On the latest advances, Chiara and me are finishing a short piece for Archaeology International (UCL’s journal) on the preparations for the project. We have also been discussing the fitness of our case studies’ candidates. There have been some administrative issues to take care of, and my first meeting with Dimitris. But a piece of news in The New York Times yesterday gave me the perfect oportunity to write about the importance of this project.
ARCHAEOLOGISTS!
We are feared… because we stop development. I cannot really recall all the times I have read this story in the news. Basically, every time there is a construction development and we get in the way [1st stop], media complains [2nd stop] about the costs of the delay, either in terms of time, money or some other commodity [3rd stop]. In countries we have a commercial scheme, it is normally about costs. In countries we have statal schemes, it is normally about time. Sometimes, politics get in the way [4th stop], but we rarely are heroes in the full picture [5th stop].
1st stop
We are facing a serious management problem. Preventive archaeology is not working (or not as it should as I understand it). Most models do not intervene (normally) until construction starts and, then, the conflict with builders or developers happen. It is a matter of timing and commitment, but I really think it is a matter of money too. After all, most of the projects are originally a public intervention. One of the problems of archaeology is that our need to intervene is not obvious (many times you cannot say if it is necessary or not until it is too late), but we have developed many surveying tools that can mitigate this problem. Let’s try to be there before the excavator, always.
2nd stop
It is very interesting how words are used. Especially when the tone and the message can change so drastically from one piece of news to another. I cannot expect from the Wall Street Journal much better, but this trend is global. We tend to think that people (and media) love archaeology, and it is somehow true. However, we only love what it is not bodering us. We will probably campaign to save the Acropolis, Machu Pichu, or the Giza Pyramids, but if somethings comes out in our neighbourhood affecting seriously our daily life, we will campaign against its protection. Do not think so? Wait until it happens to you.
3rd stop
One of my pending projects, that unfortunately will not be possible during these months, has to do with the real economics of archaeology. How much do we really cost. I hear many developers complaining about the money they are losing and sometimes it is true. We might stop ten or seventy workings for a couple of months or a couple of years. Workers they cannot normally fire or transfer somewhere else. Just make the numbers. But in many cases, these complaints are more about the covered ‘tax’ they have to pay in a process where there are many tricks. And we… sometimes we are… well… I will not say it.
4th stop
But one of the things that public archaeology teaches you is that we are not the center of the universe. Many issues affect our work and one of them is politics. We have read a lot about identity and the use of the past (true issue that we will cover in the project), but politics go much further. I remember fights between the region of Madrid and the local council staged in an archaeological excavation (estructurally, as a means of policy). Some politics want us to work, others do not. At the end we are at the expense of third party players that do not usually share our values.
5th stop
The overall problem has to do with the image of archaeology. Romantic views of our work are related with icons we desregard, like Indiana Jones. They do not reflect reality and normally offer a distorted view of the profession. However, the real image we portray is not better. In our continious slight of public interaction (where it actually has to happen, not just in a couple of outreach activities with children now is fashion), we gained many enemies. And they are in a more powerful situation. We should reconsider how we deal with things.

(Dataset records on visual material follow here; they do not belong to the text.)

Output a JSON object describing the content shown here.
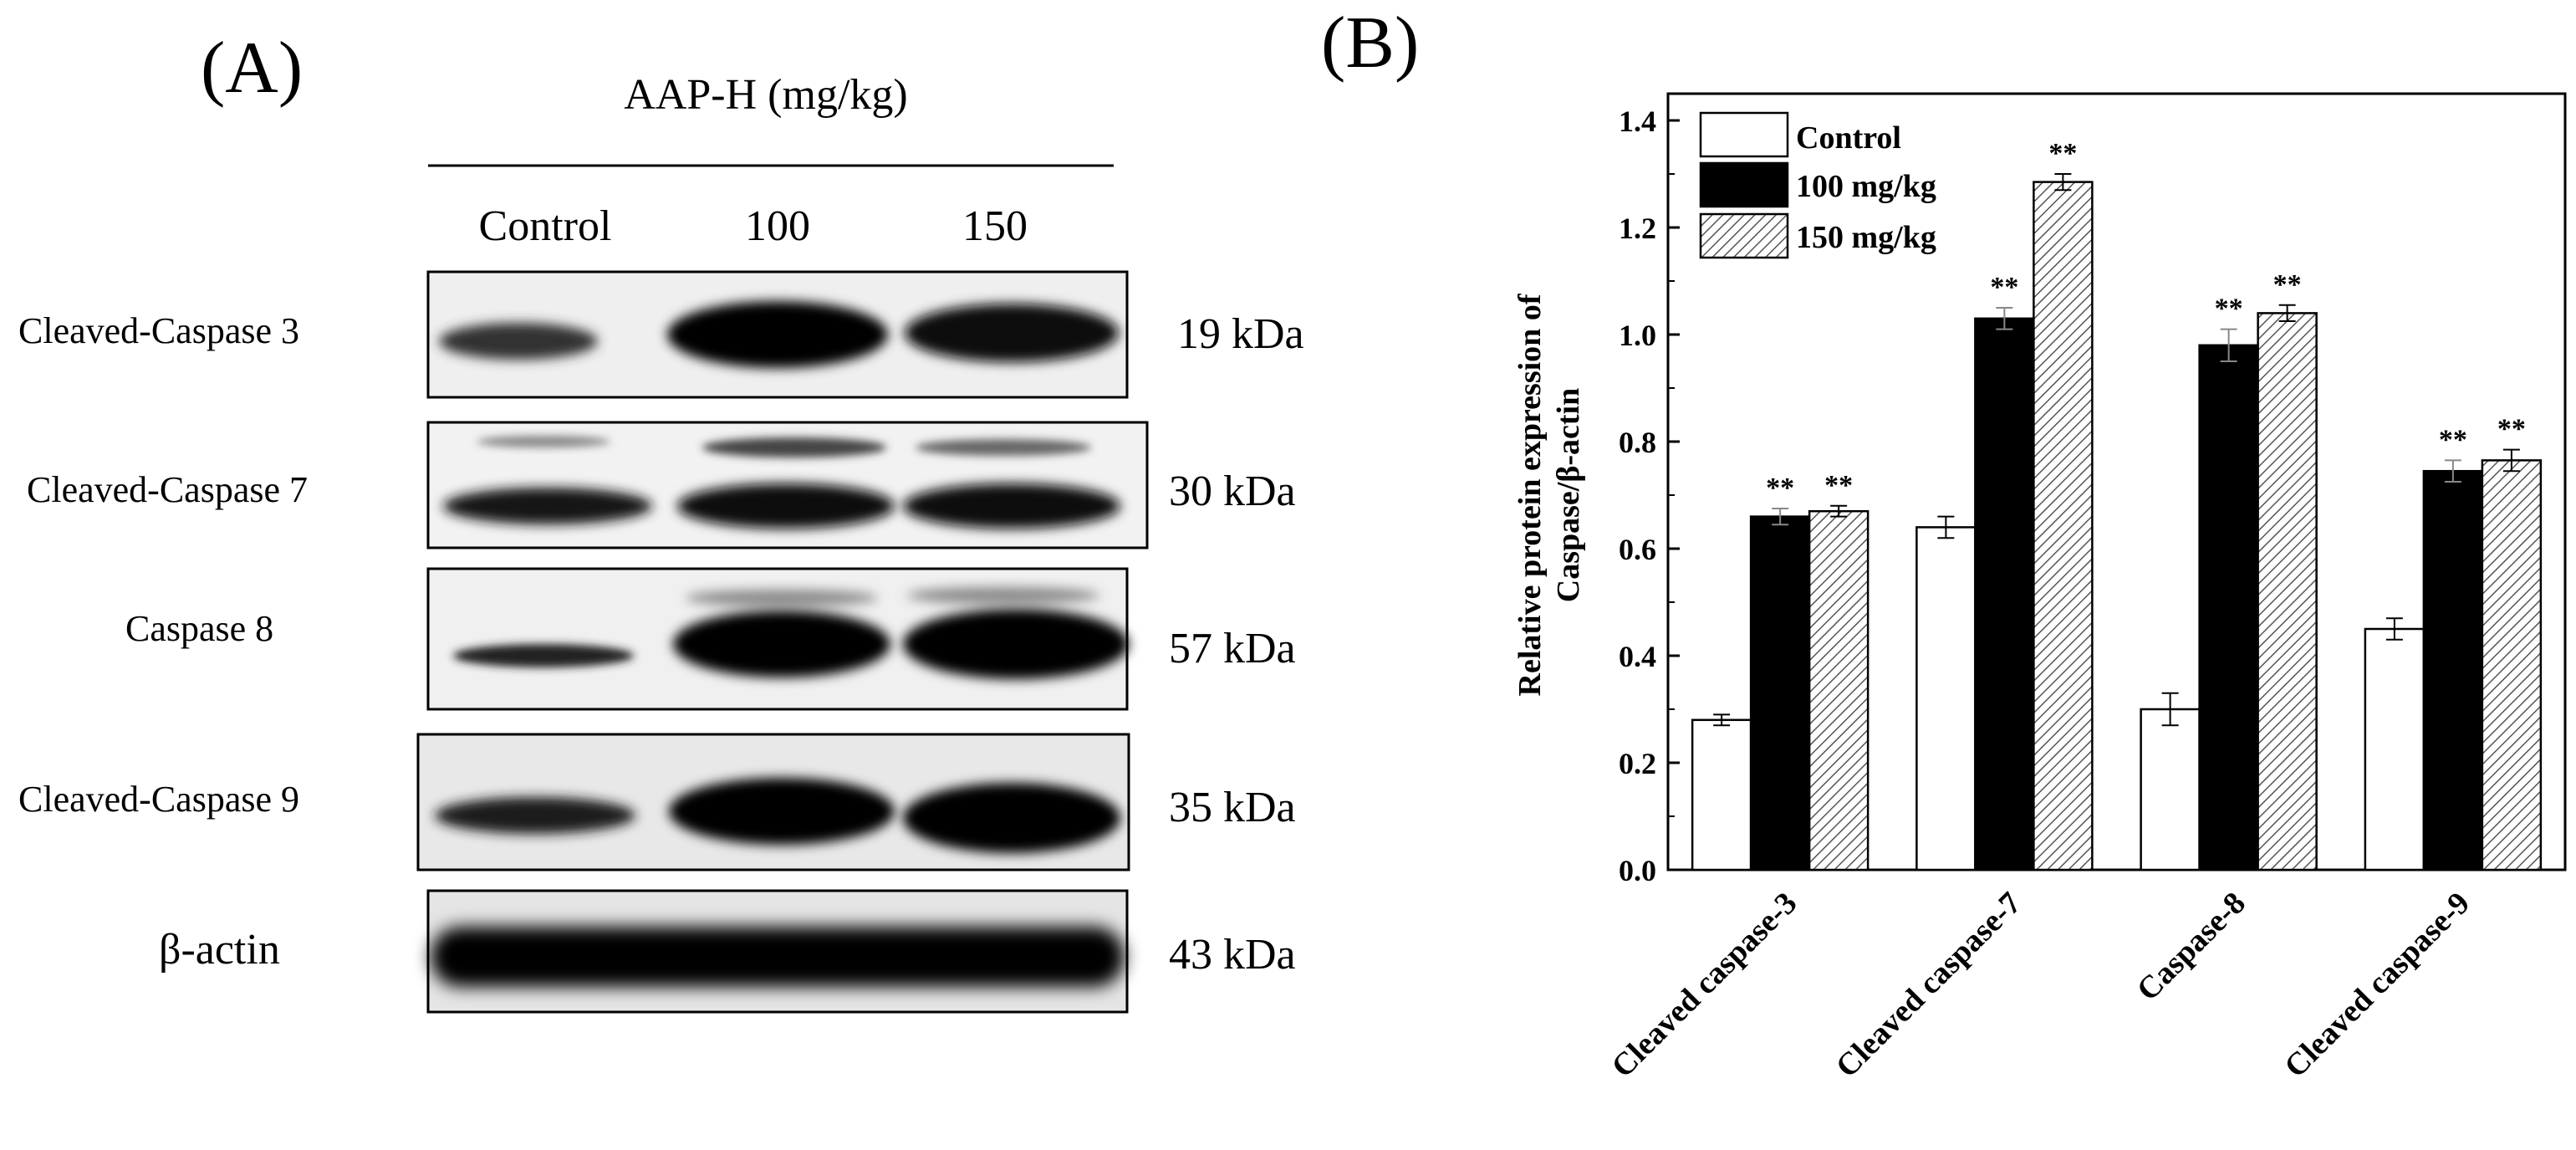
{
  "panel_a": {
    "label": "(A)",
    "treatment_header": "AAP-H (mg/kg)",
    "lanes": [
      "Control",
      "100",
      "150"
    ],
    "blots": [
      {
        "name": "Cleaved-Caspase 3",
        "kda": "19 kDa"
      },
      {
        "name": "Cleaved-Caspase 7",
        "kda": "30 kDa"
      },
      {
        "name": "Caspase 8",
        "kda": "57 kDa"
      },
      {
        "name": "Cleaved-Caspase 9",
        "kda": "35 kDa"
      },
      {
        "name": "β-actin",
        "kda": "43 kDa"
      }
    ]
  },
  "panel_b": {
    "label": "(B)",
    "significance_mark": "**"
  },
  "chart_data": {
    "type": "bar",
    "title": "",
    "ylabel": "Relative protein expression of Caspase/β-actin",
    "ylabel_lines": [
      "Relative protein expression of",
      "Caspase/β-actin"
    ],
    "xlabel": "",
    "categories": [
      "Cleaved caspase-3",
      "Cleaved caspase-7",
      "Caspase-8",
      "Cleaved caspase-9"
    ],
    "series": [
      {
        "name": "Control",
        "values": [
          0.28,
          0.64,
          0.3,
          0.45
        ],
        "errors": [
          0.01,
          0.02,
          0.03,
          0.02
        ],
        "fill": "white",
        "significance": [
          "",
          "",
          "",
          ""
        ]
      },
      {
        "name": "100 mg/kg",
        "values": [
          0.66,
          1.03,
          0.98,
          0.745
        ],
        "errors": [
          0.015,
          0.02,
          0.03,
          0.02
        ],
        "fill": "black",
        "significance": [
          "**",
          "**",
          "**",
          "**"
        ]
      },
      {
        "name": "150 mg/kg",
        "values": [
          0.67,
          1.285,
          1.04,
          0.765
        ],
        "errors": [
          0.01,
          0.015,
          0.015,
          0.02
        ],
        "fill": "hatched",
        "significance": [
          "**",
          "**",
          "**",
          "**"
        ]
      }
    ],
    "ylim": [
      0,
      1.45
    ],
    "yticks": [
      "0.0",
      "0.2",
      "0.4",
      "0.6",
      "0.8",
      "1.0",
      "1.2",
      "1.4"
    ],
    "legend_position": "top-left",
    "grid": false
  }
}
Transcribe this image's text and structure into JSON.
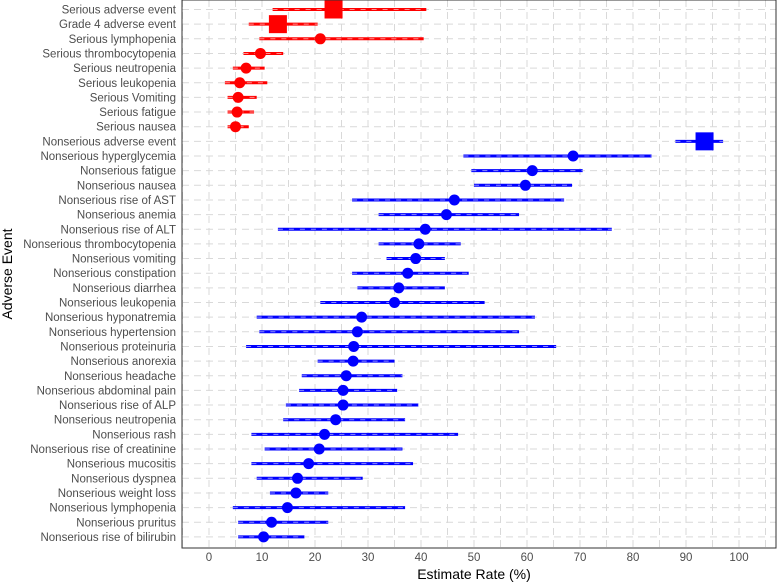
{
  "chart_data": {
    "type": "forest",
    "xlabel": "Estimate Rate (%)",
    "ylabel": "Adverse Event",
    "xlim": [
      -5,
      105
    ],
    "xticks": [
      0,
      10,
      20,
      30,
      40,
      50,
      60,
      70,
      80,
      90,
      100
    ],
    "grid": true,
    "legend": "none",
    "colors": {
      "serious": "#ff0000",
      "nonserious": "#0000ff"
    },
    "rows": [
      {
        "label": "Serious adverse event",
        "estimate": 23.5,
        "lower": 12.0,
        "upper": 41.0,
        "group": "serious",
        "marker": "square"
      },
      {
        "label": "Grade 4 adverse event",
        "estimate": 13.0,
        "lower": 7.5,
        "upper": 20.5,
        "group": "serious",
        "marker": "square"
      },
      {
        "label": "Serious lymphopenia",
        "estimate": 21.0,
        "lower": 9.5,
        "upper": 40.5,
        "group": "serious",
        "marker": "circle"
      },
      {
        "label": "Serious thrombocytopenia",
        "estimate": 9.7,
        "lower": 6.5,
        "upper": 14.0,
        "group": "serious",
        "marker": "circle"
      },
      {
        "label": "Serious neutropenia",
        "estimate": 7.0,
        "lower": 4.5,
        "upper": 10.5,
        "group": "serious",
        "marker": "circle"
      },
      {
        "label": "Serious leukopenia",
        "estimate": 5.8,
        "lower": 3.0,
        "upper": 11.0,
        "group": "serious",
        "marker": "circle"
      },
      {
        "label": "Serious Vomiting",
        "estimate": 5.5,
        "lower": 3.5,
        "upper": 9.0,
        "group": "serious",
        "marker": "circle"
      },
      {
        "label": "Serious fatigue",
        "estimate": 5.3,
        "lower": 3.5,
        "upper": 8.5,
        "group": "serious",
        "marker": "circle"
      },
      {
        "label": "Serious nausea",
        "estimate": 5.0,
        "lower": 3.5,
        "upper": 7.5,
        "group": "serious",
        "marker": "circle"
      },
      {
        "label": "Nonserious adverse event",
        "estimate": 93.5,
        "lower": 88.0,
        "upper": 97.0,
        "group": "nonserious",
        "marker": "square"
      },
      {
        "label": "Nonserious hyperglycemia",
        "estimate": 68.7,
        "lower": 48.0,
        "upper": 83.5,
        "group": "nonserious",
        "marker": "circle"
      },
      {
        "label": "Nonserious fatigue",
        "estimate": 61.0,
        "lower": 49.5,
        "upper": 70.5,
        "group": "nonserious",
        "marker": "circle"
      },
      {
        "label": "Nonserious nausea",
        "estimate": 59.7,
        "lower": 50.0,
        "upper": 68.5,
        "group": "nonserious",
        "marker": "circle"
      },
      {
        "label": "Nonserious rise of AST",
        "estimate": 46.3,
        "lower": 27.0,
        "upper": 67.0,
        "group": "nonserious",
        "marker": "circle"
      },
      {
        "label": "Nonserious anemia",
        "estimate": 44.8,
        "lower": 32.0,
        "upper": 58.5,
        "group": "nonserious",
        "marker": "circle"
      },
      {
        "label": "Nonserious rise of ALT",
        "estimate": 40.8,
        "lower": 13.0,
        "upper": 76.0,
        "group": "nonserious",
        "marker": "circle"
      },
      {
        "label": "Nonserious thrombocytopenia",
        "estimate": 39.6,
        "lower": 32.0,
        "upper": 47.5,
        "group": "nonserious",
        "marker": "circle"
      },
      {
        "label": "Nonserious vomiting",
        "estimate": 39.0,
        "lower": 33.5,
        "upper": 44.5,
        "group": "nonserious",
        "marker": "circle"
      },
      {
        "label": "Nonserious constipation",
        "estimate": 37.5,
        "lower": 27.0,
        "upper": 49.0,
        "group": "nonserious",
        "marker": "circle"
      },
      {
        "label": "Nonserious diarrhea",
        "estimate": 35.8,
        "lower": 28.0,
        "upper": 44.5,
        "group": "nonserious",
        "marker": "circle"
      },
      {
        "label": "Nonserious leukopenia",
        "estimate": 35.0,
        "lower": 21.0,
        "upper": 52.0,
        "group": "nonserious",
        "marker": "circle"
      },
      {
        "label": "Nonserious hyponatremia",
        "estimate": 28.8,
        "lower": 9.0,
        "upper": 61.5,
        "group": "nonserious",
        "marker": "circle"
      },
      {
        "label": "Nonserious hypertension",
        "estimate": 28.0,
        "lower": 9.5,
        "upper": 58.5,
        "group": "nonserious",
        "marker": "circle"
      },
      {
        "label": "Nonserious proteinuria",
        "estimate": 27.3,
        "lower": 7.0,
        "upper": 65.5,
        "group": "nonserious",
        "marker": "circle"
      },
      {
        "label": "Nonserious anorexia",
        "estimate": 27.2,
        "lower": 20.5,
        "upper": 35.0,
        "group": "nonserious",
        "marker": "circle"
      },
      {
        "label": "Nonserious headache",
        "estimate": 25.9,
        "lower": 17.5,
        "upper": 36.5,
        "group": "nonserious",
        "marker": "circle"
      },
      {
        "label": "Nonserious abdominal pain",
        "estimate": 25.3,
        "lower": 17.0,
        "upper": 35.5,
        "group": "nonserious",
        "marker": "circle"
      },
      {
        "label": "Nonserious rise of ALP",
        "estimate": 25.3,
        "lower": 14.5,
        "upper": 39.5,
        "group": "nonserious",
        "marker": "circle"
      },
      {
        "label": "Nonserious neutropenia",
        "estimate": 23.9,
        "lower": 14.0,
        "upper": 37.0,
        "group": "nonserious",
        "marker": "circle"
      },
      {
        "label": "Nonserious rash",
        "estimate": 21.8,
        "lower": 8.0,
        "upper": 47.0,
        "group": "nonserious",
        "marker": "circle"
      },
      {
        "label": "Nonserious rise of creatinine",
        "estimate": 20.8,
        "lower": 10.5,
        "upper": 36.5,
        "group": "nonserious",
        "marker": "circle"
      },
      {
        "label": "Nonserious mucositis",
        "estimate": 18.8,
        "lower": 8.0,
        "upper": 38.5,
        "group": "nonserious",
        "marker": "circle"
      },
      {
        "label": "Nonserious dyspnea",
        "estimate": 16.7,
        "lower": 9.0,
        "upper": 29.0,
        "group": "nonserious",
        "marker": "circle"
      },
      {
        "label": "Nonserious weight loss",
        "estimate": 16.4,
        "lower": 11.5,
        "upper": 22.5,
        "group": "nonserious",
        "marker": "circle"
      },
      {
        "label": "Nonserious lymphopenia",
        "estimate": 14.8,
        "lower": 4.5,
        "upper": 37.0,
        "group": "nonserious",
        "marker": "circle"
      },
      {
        "label": "Nonserious pruritus",
        "estimate": 11.8,
        "lower": 5.5,
        "upper": 22.5,
        "group": "nonserious",
        "marker": "circle"
      },
      {
        "label": "Nonserious rise of bilirubin",
        "estimate": 10.3,
        "lower": 5.5,
        "upper": 18.0,
        "group": "nonserious",
        "marker": "circle"
      }
    ]
  }
}
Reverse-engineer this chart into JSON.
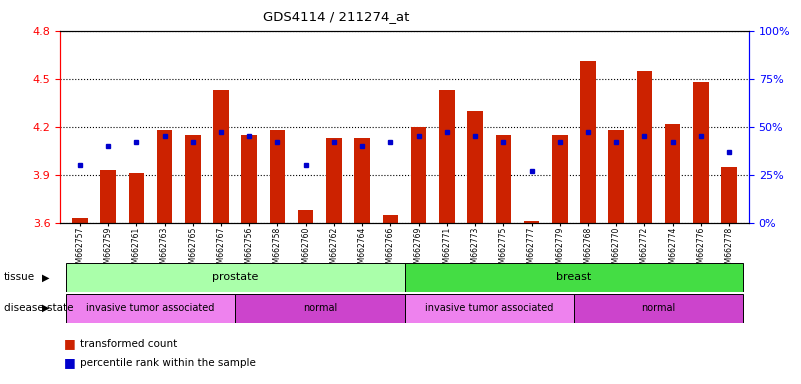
{
  "title": "GDS4114 / 211274_at",
  "samples": [
    "GSM662757",
    "GSM662759",
    "GSM662761",
    "GSM662763",
    "GSM662765",
    "GSM662767",
    "GSM662756",
    "GSM662758",
    "GSM662760",
    "GSM662762",
    "GSM662764",
    "GSM662766",
    "GSM662769",
    "GSM662771",
    "GSM662773",
    "GSM662775",
    "GSM662777",
    "GSM662779",
    "GSM662768",
    "GSM662770",
    "GSM662772",
    "GSM662774",
    "GSM662776",
    "GSM662778"
  ],
  "transformed_count": [
    3.63,
    3.93,
    3.91,
    4.18,
    4.15,
    4.43,
    4.15,
    4.18,
    3.68,
    4.13,
    4.13,
    3.65,
    4.2,
    4.43,
    4.3,
    4.15,
    3.61,
    4.15,
    4.61,
    4.18,
    4.55,
    4.22,
    4.48,
    3.95
  ],
  "percentile_rank": [
    30,
    40,
    42,
    45,
    42,
    47,
    45,
    42,
    30,
    42,
    40,
    42,
    45,
    47,
    45,
    42,
    27,
    42,
    47,
    42,
    45,
    42,
    45,
    37
  ],
  "tissue_groups": [
    {
      "label": "prostate",
      "start": 0,
      "end": 12,
      "color": "#AAFFAA"
    },
    {
      "label": "breast",
      "start": 12,
      "end": 24,
      "color": "#44DD44"
    }
  ],
  "disease_state_groups": [
    {
      "label": "invasive tumor associated",
      "start": 0,
      "end": 6,
      "color": "#EE82EE"
    },
    {
      "label": "normal",
      "start": 6,
      "end": 12,
      "color": "#CC44CC"
    },
    {
      "label": "invasive tumor associated",
      "start": 12,
      "end": 18,
      "color": "#EE82EE"
    },
    {
      "label": "normal",
      "start": 18,
      "end": 24,
      "color": "#CC44CC"
    }
  ],
  "ylim_left": [
    3.6,
    4.8
  ],
  "ylim_right": [
    0,
    100
  ],
  "yticks_left": [
    3.6,
    3.9,
    4.2,
    4.5,
    4.8
  ],
  "yticks_right": [
    0,
    25,
    50,
    75,
    100
  ],
  "bar_color": "#CC2200",
  "dot_color": "#0000CC",
  "bar_width": 0.55
}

Epilogue: The value of #pubarchMED
I have not given you many details about the project. Just very general ideas that little by little will unwrap. Today, I would like to talk about the outcomes of the project. The real-utopian ones. Those that can actually change the way things are done in a possitive way for the profession, archaeological heritage and its many stakeholders. I am not talking about te academic outcomes, all the articles and books and resources we intend to produce. But about the ideas that lay beneath.
If I had to write down the ‘big question’ it would probably be: How can we manage archaeological heritage better in the Mediterranean?
But in order to answer this question I intend to really understand archaeological heritage management and its impact. This leads to many other questions and a thorough work of documentation that will be the core of the project. With all it, I intend to untangle the threads of Mediterranean archaeology, identify flaws in the system and opportunities to improve, if not solve them. All this taking into account the reality of Mediterranean archaeology is diverse and far from the extensive Anglophone literature we usually handle.
Should we be able to solve problems like the one stated in the article? At least, we intend to provide sustainable proposals to deal with it differently. If we do well, they might solve the problem. If not, I believe they will at least be a better way of doing so. That is for me the main value of this project. Not only because we will be able to understand how the system works (after all that was my PhD already), but because we will also be able to proof that public archaeology goes beyond ludic community engagement. We can do more. We can do better. Let’s do it!